To ostatnie jest bardzo istotne w przypadku wirtuozerskiej instrumentalnej roboty, gdyż bywa, że nieoswojony słuchacz się zanudzi. Otóż nagranie Horny Trees takiego zagrożenia nie niesie. Muzycy grają na drewnie – podstawowy zestaw to klarnet, bas i perkusja. Drewno na okładce płyty (by Robert Czajka!) jest przez trzech mężczyzn rąbane oraz płonie. Granie Horny Trees jest na ucho przeciętnego słuchacza, czyli moje, porąbane właśnie. Również żarliwe i gorące, bardzo żywiołowe i naturalne.
Z przyczyn personalnych nawiązuje też do wątków klezmerskich – potwierdzają ten wniosek widniejące na rewersie digipacku trzy drzewka uformowane, jasne to jest jak słońce, na kształt trzech menor. Te szalone, intensywne, wulkaniczne i wulkanizacyjne kawałki – próbuję nie brnąć w sprzeczności, ale myślę, że krzywdziłoby to muzykę Horny Trees – precyzyjnie skonstruowane niczym pajęczyna, niczym kratownice kładzione u podstaw Centrum Nauki „Kopernik” – zaskakują czasem liryką, piękną melodią klarnetu rozsnutą na delikatnym podkładzie szczątkowej perkusji i czułego, to ekwilibrystycznego, to znów monosylabizującego basu (mam na myśli utwór The House Of Gonzo – i to, że jest zajebisty).
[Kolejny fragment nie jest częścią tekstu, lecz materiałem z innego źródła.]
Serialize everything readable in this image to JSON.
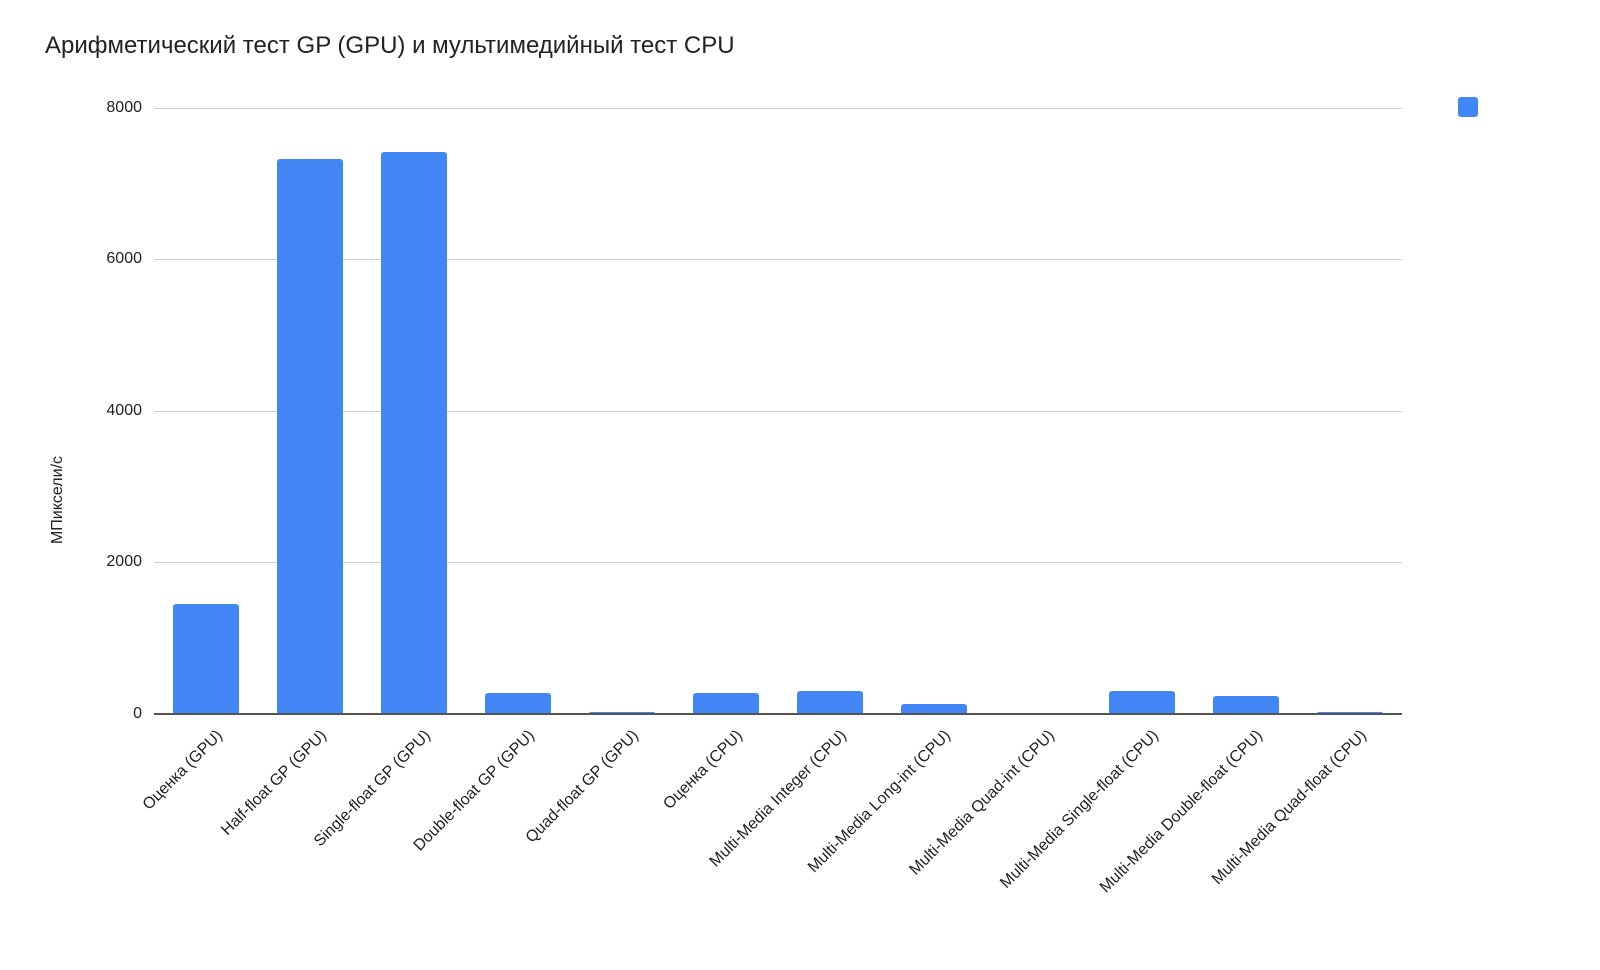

Reszta jest hałasem, jest tajemnicą, jest przeważnie czarnym, ale często też białym dymem buchającym z gęstwiny emocji. Jak na improwizację muzyka Horny Trees wydaje mi się podejrzanie urozmaicona. Pozazdrościć swobody wypowiedzi, opanowania języka i umiejętności kulturalnego zachowania się na terenach nieczęsto odwiedzanych przez kolegów z andergrandu, a co dopiero mejnstrimu.
Rety, co by było, gdyby w Polandzie pisarze umieli takie rzeczy wyprawiać, wyprawialiby je i jeszcze ktoś by to wydawał. Apokalipsa. Był taki film austriacko-niemiecki „Free Rainer”, w którym debilne festynowo-biesiadne i polityczne programy zastąpiono, nie przymierzając, Teatrem Telewizji i debatami o literaturze. To uszczęśliwiło całe społeczeństwo, wyniosło oglądalność na poziomy niesłychane itd., itd. Próbuję powiedzieć, że fajna, piękna, bardzo dobra płyta Horny Trees nie zbawi świata, nie nadaje się na imprezę, nie warto brać jej do samochodu, ani ładować na słuchawki i wskakiwać do spoconego, śmierdzącego autobusu. Trudno też byłoby spędzać przy niej obiadek u mamusi, wieczornego grilla ze znajomymi lub grać w karty. Gdyż to muzyka jest po prostu. Mu-zy-ka. Jeśli ktoś jeszcze ma ochotę i na tyle silne nerwy, żeby słuchać muzyki, to może spróbować. Nie gwarantuję dobrej zabawy ani satysfakcji.